Крик раздался в третий раз, но слабее: прочие рудокопы удалялись, спеша наверх. Ему хотелось поднять кирку и продолжить штурм. У дикости нет шанса. С самого начала. Однако он развернулся и зашагал к поверхности.

Правосудие — слово, чаще всего пишущееся кровью. Любопытство влекло его вперед и вверх, делая похожим на всех остальных. Зову справедливости необходима жертва. Он зависит от нее, алчет ее.

Пригибаясь, Варез шел по тоннелям, разбрызгивая лужицы горных слез. Путь занял немалое время.

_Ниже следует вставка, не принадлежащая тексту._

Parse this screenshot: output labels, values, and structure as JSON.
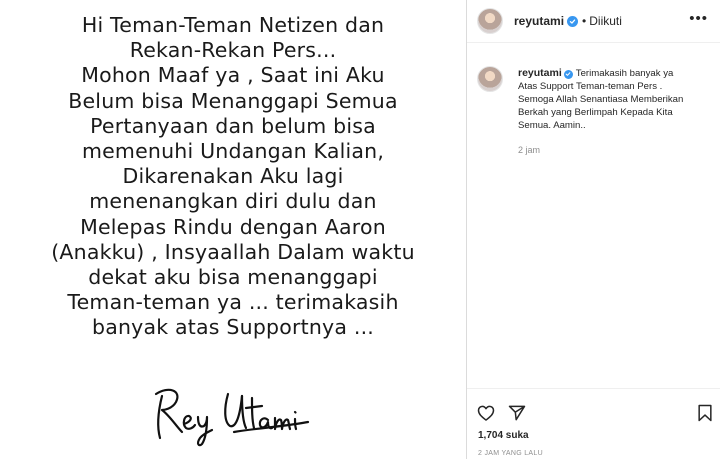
{
  "post": {
    "lines": [
      "Hi Teman-Teman Netizen dan",
      "Rekan-Rekan Pers...",
      "Mohon Maaf ya , Saat ini Aku",
      "Belum bisa Menanggapi Semua",
      "Pertanyaan dan belum bisa",
      "memenuhi Undangan Kalian,",
      "Dikarenakan Aku lagi",
      "menenangkan diri dulu dan",
      "Melepas Rindu dengan Aaron",
      "(Anakku) , Insyaallah Dalam waktu",
      "dekat aku bisa menanggapi",
      "Teman-teman ya ... terimakasih",
      "banyak atas Supportnya ..."
    ],
    "signature": "Rey Utami"
  },
  "header": {
    "username": "reyutami",
    "separator": "•",
    "follow_status": "Diikuti",
    "more_icon": "more-horizontal-icon"
  },
  "caption": {
    "username": "reyutami",
    "line1": "Terimakasih banyak ya",
    "line2": "Atas Support Teman-teman Pers .",
    "line3": "Semoga Allah Senantiasa Memberikan",
    "line4": "Berkah yang Berlimpah Kepada Kita",
    "line5": "Semua. Aamin..",
    "time": "2 jam"
  },
  "actions": {
    "like_icon": "heart-icon",
    "share_icon": "send-icon",
    "save_icon": "bookmark-icon"
  },
  "likes": "1,704 suka",
  "date": "2 JAM YANG LALU",
  "colors": {
    "verified_badge": "#3897f0",
    "muted_text": "#8e8e8e",
    "border": "#dbdbdb"
  }
}
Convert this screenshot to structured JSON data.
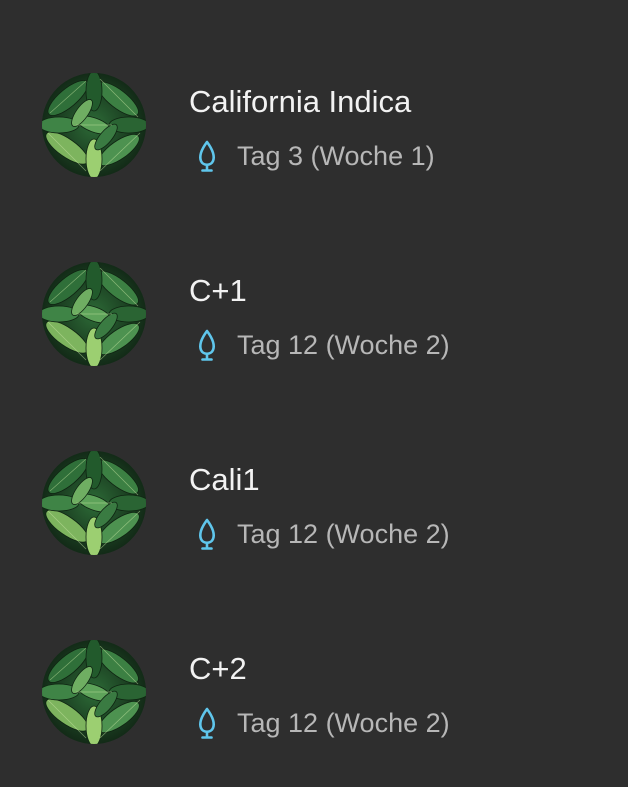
{
  "colors": {
    "background": "#2e2e2e",
    "name_text": "#f2f2f2",
    "meta_text": "#b7b7b7",
    "stage_icon": "#5fc6ec",
    "leaf_dark": "#1f4b27",
    "leaf_light": "#9ccf71"
  },
  "plants": [
    {
      "name": "California Indica",
      "age": "Tag 3 (Woche 1)",
      "avatar_icon": "leaf-photo-icon",
      "stage_icon": "seed-stage-icon"
    },
    {
      "name": "C+1",
      "age": "Tag 12 (Woche 2)",
      "avatar_icon": "leaf-photo-icon",
      "stage_icon": "seed-stage-icon"
    },
    {
      "name": "Cali1",
      "age": "Tag 12 (Woche 2)",
      "avatar_icon": "leaf-photo-icon",
      "stage_icon": "seed-stage-icon"
    },
    {
      "name": "C+2",
      "age": "Tag 12 (Woche 2)",
      "avatar_icon": "leaf-photo-icon",
      "stage_icon": "seed-stage-icon"
    }
  ]
}
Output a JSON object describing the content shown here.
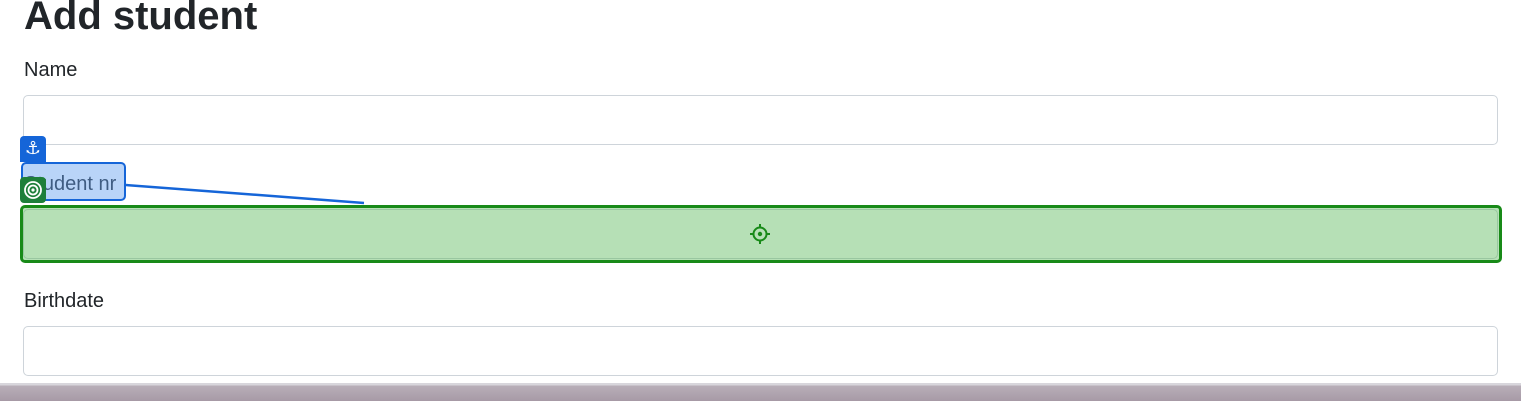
{
  "page": {
    "title": "Add student"
  },
  "form": {
    "name": {
      "label": "Name",
      "value": ""
    },
    "student_nr": {
      "label": "Student nr",
      "value": ""
    },
    "birthdate": {
      "label": "Birthdate",
      "value": ""
    }
  },
  "overlay": {
    "source_color": "#1565d8",
    "target_color": "#188a18",
    "anchor_icon": "anchor-icon",
    "target_icon": "target-icon",
    "crosshair_icon": "crosshair-icon"
  }
}
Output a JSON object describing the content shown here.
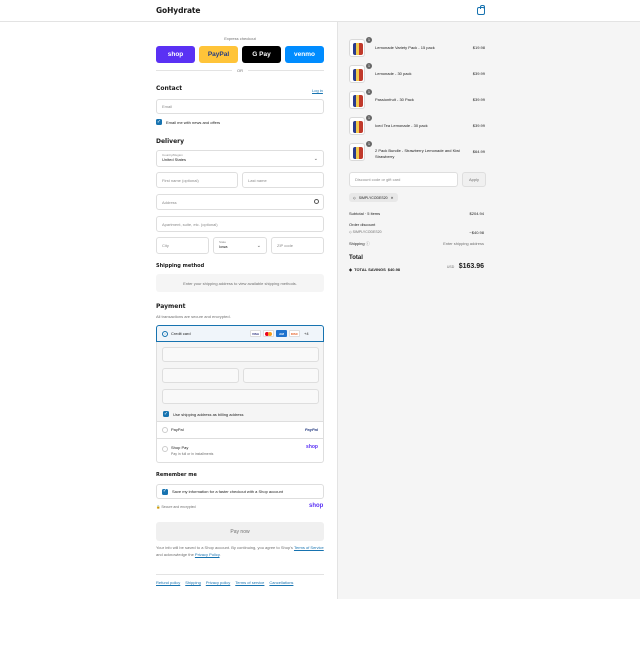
{
  "header": {
    "brand": "GoHydrate"
  },
  "express": {
    "label": "Express checkout",
    "buttons": [
      {
        "label": "shop",
        "bg": "#5a31f4",
        "fg": "#ffffff"
      },
      {
        "label": "PayPal",
        "bg": "#ffc439",
        "fg": "#253b80"
      },
      {
        "label": "G Pay",
        "bg": "#000000",
        "fg": "#ffffff"
      },
      {
        "label": "venmo",
        "bg": "#008cff",
        "fg": "#ffffff"
      }
    ],
    "or": "OR"
  },
  "contact": {
    "title": "Contact",
    "login": "Log in",
    "email_placeholder": "Email",
    "news_label": "Email me with news and offers"
  },
  "delivery": {
    "title": "Delivery",
    "country_label": "Country/Region",
    "country_value": "United States",
    "first_name": "First name (optional)",
    "last_name": "Last name",
    "address": "Address",
    "apartment": "Apartment, suite, etc. (optional)",
    "city": "City",
    "state_label": "State",
    "state_value": "Iowa",
    "zip": "ZIP code"
  },
  "shipping": {
    "title": "Shipping method",
    "message": "Enter your shipping address to view available shipping methods."
  },
  "payment": {
    "title": "Payment",
    "subtitle": "All transactions are secure and encrypted.",
    "credit_card": "Credit card",
    "more_cards": "+4",
    "billing_label": "Use shipping address as billing address",
    "paypal": "PayPal",
    "shoppay": "Shop Pay",
    "shoppay_sub": "Pay in full or in installments",
    "paypal_logo": "PayPal",
    "shop_logo": "shop"
  },
  "remember": {
    "title": "Remember me",
    "label": "Save my information for a faster checkout with a Shop account",
    "secure": "Secure and encrypted",
    "shop_logo": "shop"
  },
  "pay_now": "Pay now",
  "legal": {
    "t1": "Your info will be saved to a Shop account. By continuing, you agree to Shop's ",
    "terms": "Terms of Service",
    "t2": " and acknowledge the ",
    "privacy": "Privacy Policy",
    "t3": "."
  },
  "footer": [
    "Refund policy",
    "Shipping",
    "Privacy policy",
    "Terms of service",
    "Cancellations"
  ],
  "cart": {
    "items": [
      {
        "name": "Lemonade Variety Pack - 15 pack",
        "price": "$19.98",
        "qty": "1"
      },
      {
        "name": "Lemonade - 30 pack",
        "price": "$39.99",
        "qty": "1"
      },
      {
        "name": "Passionfruit - 30 Pack",
        "price": "$39.99",
        "qty": "1"
      },
      {
        "name": "Iced Tea Lemonade - 30 pack",
        "price": "$39.99",
        "qty": "1"
      },
      {
        "name": "2 Pack Bundle - Strawberry Lemonade and Kiwi Strawberry",
        "price": "$64.99",
        "qty": "1"
      }
    ],
    "discount_placeholder": "Discount code or gift card",
    "apply": "Apply",
    "code_tag": "SIMPLYCODES20",
    "subtotal_label": "Subtotal · 5 items",
    "subtotal": "$204.94",
    "order_discount_label": "Order discount",
    "order_code": "SIMPLYCODES20",
    "order_discount": "−$40.98",
    "shipping_label": "Shipping",
    "shipping_value": "Enter shipping address",
    "total_label": "Total",
    "currency": "USD",
    "total": "$163.96",
    "savings_label": "TOTAL SAVINGS",
    "savings": "$40.98"
  }
}
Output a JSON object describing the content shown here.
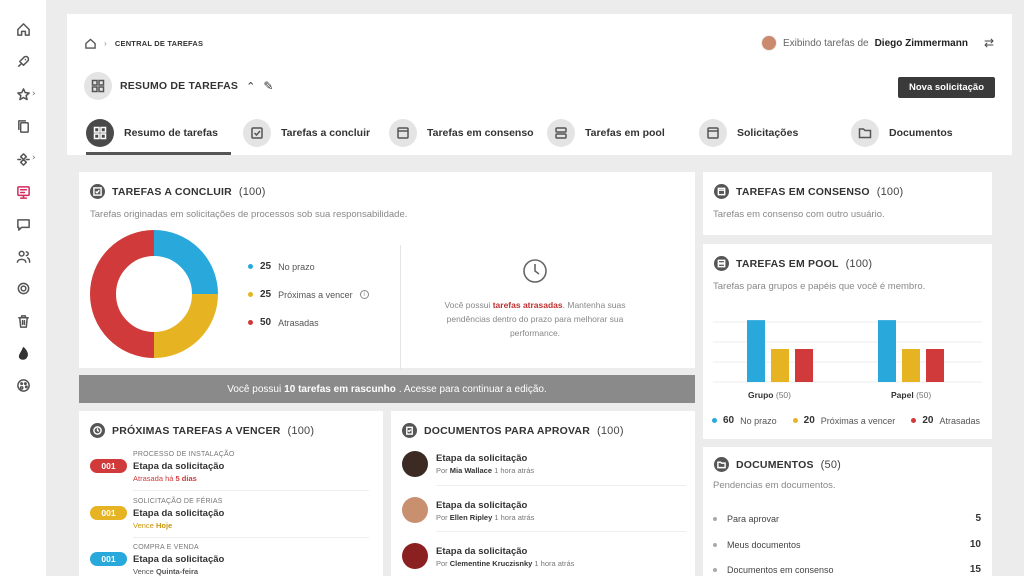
{
  "sidebar": {
    "items": [
      {
        "name": "home-icon"
      },
      {
        "name": "rocket-icon"
      },
      {
        "name": "star-icon"
      },
      {
        "name": "copy-icon"
      },
      {
        "name": "network-icon"
      },
      {
        "name": "task-board-icon"
      },
      {
        "name": "chat-icon"
      },
      {
        "name": "users-icon"
      },
      {
        "name": "settings-icon"
      },
      {
        "name": "trash-icon"
      },
      {
        "name": "flame-icon"
      },
      {
        "name": "palette-icon"
      }
    ],
    "active_color": "#d42a5c"
  },
  "header": {
    "breadcrumb": "CENTRAL DE TAREFAS",
    "viewer_prefix": "Exibindo tarefas de",
    "viewer_name": "Diego Zimmermann",
    "section_title": "RESUMO DE TAREFAS",
    "new_button": "Nova solicitação"
  },
  "tabs": [
    {
      "label": "Resumo de tarefas",
      "active": true
    },
    {
      "label": "Tarefas a concluir"
    },
    {
      "label": "Tarefas em consenso"
    },
    {
      "label": "Tarefas em pool"
    },
    {
      "label": "Solicitações"
    },
    {
      "label": "Documentos"
    }
  ],
  "colors": {
    "blue": "#29a8dc",
    "yellow": "#e6b422",
    "red": "#d03a3a"
  },
  "concluir": {
    "title": "TAREFAS A CONCLUIR",
    "count": "(100)",
    "desc": "Tarefas originadas em solicitações de processos sob sua responsabilidade.",
    "legend": [
      {
        "value": "25",
        "label": "No prazo"
      },
      {
        "value": "25",
        "label": "Próximas a vencer"
      },
      {
        "value": "50",
        "label": "Atrasadas"
      }
    ],
    "late_text_1": "Você possui",
    "late_text_red": "tarefas atrasadas",
    "late_text_2": ". Mantenha suas pendências dentro do prazo para melhorar sua performance."
  },
  "chart_data": [
    {
      "type": "pie",
      "title": "TAREFAS A CONCLUIR",
      "categories": [
        "No prazo",
        "Próximas a vencer",
        "Atrasadas"
      ],
      "values": [
        25,
        25,
        50
      ],
      "colors": [
        "#29a8dc",
        "#e6b422",
        "#d03a3a"
      ]
    },
    {
      "type": "bar",
      "title": "TAREFAS EM POOL",
      "categories": [
        "Grupo",
        "Papel"
      ],
      "series": [
        {
          "name": "No prazo",
          "values": [
            30,
            30
          ],
          "color": "#29a8dc"
        },
        {
          "name": "Próximas a vencer",
          "values": [
            16,
            16
          ],
          "color": "#e6b422"
        },
        {
          "name": "Atrasadas",
          "values": [
            16,
            16
          ],
          "color": "#d03a3a"
        }
      ]
    }
  ],
  "banner": {
    "prefix": "Você possui",
    "bold": "10 tarefas em rascunho",
    "suffix": ". Acesse para continuar a edição."
  },
  "proximas": {
    "title": "PRÓXIMAS TAREFAS A VENCER",
    "count": "(100)",
    "items": [
      {
        "badge": "001",
        "color": "#d03a3a",
        "process": "PROCESSO DE INSTALAÇÃO",
        "name": "Etapa da solicitação",
        "due_prefix": "Atrasada há",
        "due_bold": "5 dias",
        "due_color": "#d03a3a"
      },
      {
        "badge": "001",
        "color": "#e6b422",
        "process": "SOLICITAÇÃO DE FÉRIAS",
        "name": "Etapa da solicitação",
        "due_prefix": "Vence",
        "due_bold": "Hoje",
        "due_color": "#c8960a"
      },
      {
        "badge": "001",
        "color": "#29a8dc",
        "process": "COMPRA E VENDA",
        "name": "Etapa da solicitação",
        "due_prefix": "Vence",
        "due_bold": "Quinta-feira",
        "due_color": "#555"
      }
    ]
  },
  "docs_aprovar": {
    "title": "DOCUMENTOS PARA APROVAR",
    "count": "(100)",
    "items": [
      {
        "name": "Etapa da solicitação",
        "by_prefix": "Por",
        "author": "Mia Wallace",
        "time": "1 hora atrás",
        "avatar": "#3b2b22"
      },
      {
        "name": "Etapa da solicitação",
        "by_prefix": "Por",
        "author": "Ellen Ripley",
        "time": "1 hora atrás",
        "avatar": "#c99070"
      },
      {
        "name": "Etapa da solicitação",
        "by_prefix": "Por",
        "author": "Clementine Kruczisnky",
        "time": "1 hora atrás",
        "avatar": "#8a2020"
      }
    ]
  },
  "consenso": {
    "title": "TAREFAS EM CONSENSO",
    "count": "(100)",
    "desc": "Tarefas em consenso com outro usuário."
  },
  "pool": {
    "title": "TAREFAS EM POOL",
    "count": "(100)",
    "desc": "Tarefas para grupos e papéis que você é membro.",
    "groups": [
      {
        "label": "Grupo",
        "count": "(50)"
      },
      {
        "label": "Papel",
        "count": "(50)"
      }
    ],
    "legend": [
      {
        "value": "60",
        "label": "No prazo"
      },
      {
        "value": "20",
        "label": "Próximas a vencer"
      },
      {
        "value": "20",
        "label": "Atrasadas"
      }
    ]
  },
  "documentos": {
    "title": "DOCUMENTOS",
    "count": "(50)",
    "desc": "Pendencias em documentos.",
    "rows": [
      {
        "label": "Para aprovar",
        "value": "5"
      },
      {
        "label": "Meus documentos",
        "value": "10"
      },
      {
        "label": "Documentos em consenso",
        "value": "15"
      }
    ]
  }
}
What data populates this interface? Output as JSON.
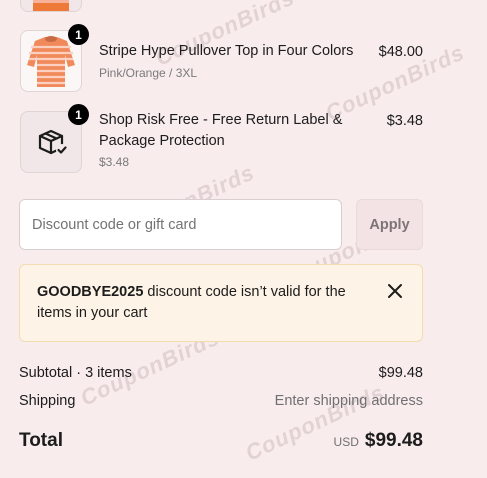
{
  "items": [
    {
      "title": "Stripe Hype Pullover Top in Four Colors",
      "variant": "Pink/Orange / 3XL",
      "price": "$48.00",
      "quantity": "1",
      "image": "striped-sweater-image"
    },
    {
      "title_line1": "Shop Risk Free - Free Return Label &",
      "title_line2": "Package Protection",
      "variant": "$3.48",
      "price": "$3.48",
      "quantity": "1",
      "icon": "package-check-icon"
    }
  ],
  "discount": {
    "placeholder": "Discount code or gift card",
    "apply_label": "Apply"
  },
  "notice": {
    "code": "GOODBYE2025",
    "message": " discount code isn’t valid for the items in your cart"
  },
  "summary": {
    "subtotal_label": "Subtotal · 3 items",
    "subtotal_value": "$99.48",
    "shipping_label": "Shipping",
    "shipping_value": "Enter shipping address",
    "total_label": "Total",
    "currency": "USD",
    "total_value": "$99.48"
  },
  "watermark": "CouponBirds",
  "colors": {
    "background": "#f8eced",
    "notice_bg": "#fdf3e6",
    "notice_border": "#f2dcb0",
    "apply_bg": "#f3e3e5"
  }
}
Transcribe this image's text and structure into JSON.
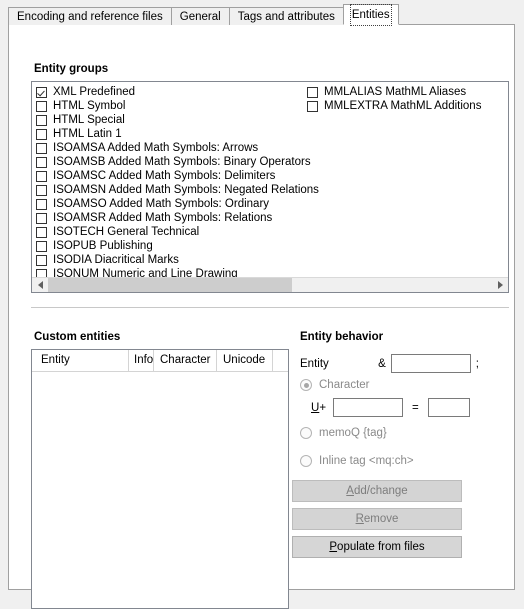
{
  "window": {
    "tabs": [
      {
        "label": "Encoding and reference files",
        "selected": false
      },
      {
        "label": "General",
        "selected": false
      },
      {
        "label": "Tags and attributes",
        "selected": false
      },
      {
        "label": "Entities",
        "selected": true
      }
    ]
  },
  "entity_groups": {
    "title": "Entity groups",
    "left_column": [
      {
        "label": "XML Predefined",
        "checked": true
      },
      {
        "label": "HTML Symbol",
        "checked": false
      },
      {
        "label": "HTML Special",
        "checked": false
      },
      {
        "label": "HTML Latin 1",
        "checked": false
      },
      {
        "label": "ISOAMSA Added Math Symbols: Arrows",
        "checked": false
      },
      {
        "label": "ISOAMSB Added Math Symbols: Binary Operators",
        "checked": false
      },
      {
        "label": "ISOAMSC Added Math Symbols: Delimiters",
        "checked": false
      },
      {
        "label": "ISOAMSN Added Math Symbols: Negated Relations",
        "checked": false
      },
      {
        "label": "ISOAMSO Added Math Symbols: Ordinary",
        "checked": false
      },
      {
        "label": "ISOAMSR Added Math Symbols: Relations",
        "checked": false
      },
      {
        "label": "ISOTECH General Technical",
        "checked": false
      },
      {
        "label": "ISOPUB Publishing",
        "checked": false
      },
      {
        "label": "ISODIA Diacritical Marks",
        "checked": false
      },
      {
        "label": "ISONUM Numeric and Line Drawing",
        "checked": false
      }
    ],
    "right_column": [
      {
        "label": "MMLALIAS MathML Aliases",
        "checked": false
      },
      {
        "label": "MMLEXTRA MathML Additions",
        "checked": false
      }
    ],
    "scrollbar": {
      "left_arrow": "◀",
      "right_arrow": "▶"
    }
  },
  "custom_entities": {
    "title": "Custom entities",
    "columns": [
      "Entity",
      "Info",
      "Character",
      "Unicode",
      ""
    ],
    "rows": []
  },
  "entity_behavior": {
    "title": "Entity behavior",
    "entity_label": "Entity",
    "ampersand": "&",
    "semicolon": ";",
    "entity_value": "",
    "entity_placeholder": "",
    "options": [
      {
        "label": "Character",
        "selected": true,
        "disabled": true
      },
      {
        "label": "memoQ {tag}",
        "selected": false,
        "disabled": true
      },
      {
        "label": "Inline tag <mq:ch>",
        "selected": false,
        "disabled": true
      }
    ],
    "uplus_label": "U+",
    "uplus_accel": "U",
    "uplus_rest": "+",
    "unicode_value": "",
    "equals": "=",
    "character_value": "",
    "buttons": [
      {
        "label": "Add/change",
        "accel": "A",
        "before": "",
        "after": "dd/change",
        "disabled": true
      },
      {
        "label": "Remove",
        "accel": "R",
        "before": "",
        "after": "emove",
        "disabled": true
      },
      {
        "label": "Populate from files",
        "accel": "P",
        "before": "",
        "after": "opulate from files",
        "disabled": false
      }
    ]
  }
}
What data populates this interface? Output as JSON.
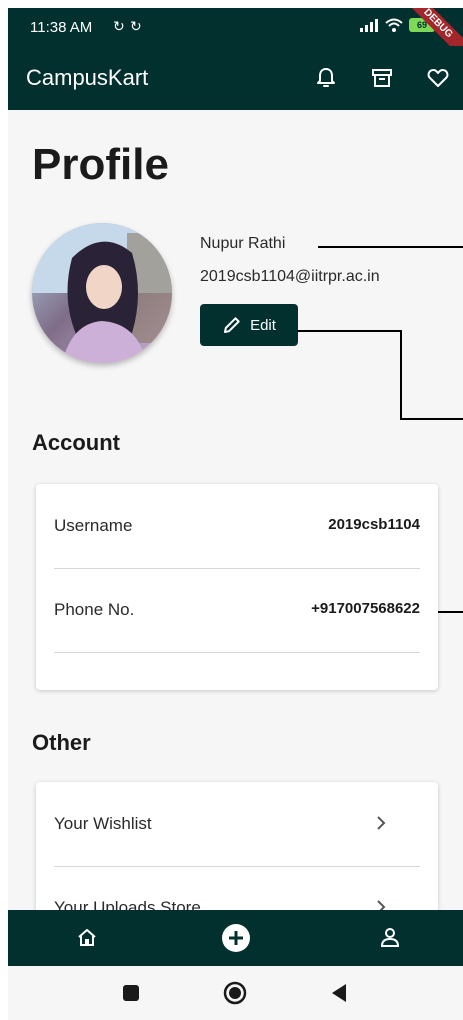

Наконец он оказался в ровном устье шахты, заморгав от сильного света. Резкая боль пронизала поясницу — он распрямился в первый раз с утра, когда встал с койки. Пот тек по телу, хотя день был холодным, и смешивался с пылью и грязью на обнаженном торсе. Он ощутил, как мышцы медленно сжимаются от холода, словно простой свет и чистый ледяной воздух способны очистить, выскоблить кожу, плоть, кость и самую душу, неся чудо возвращения, воздаяния. Но эти мысли тут же породили презрительную насмешку.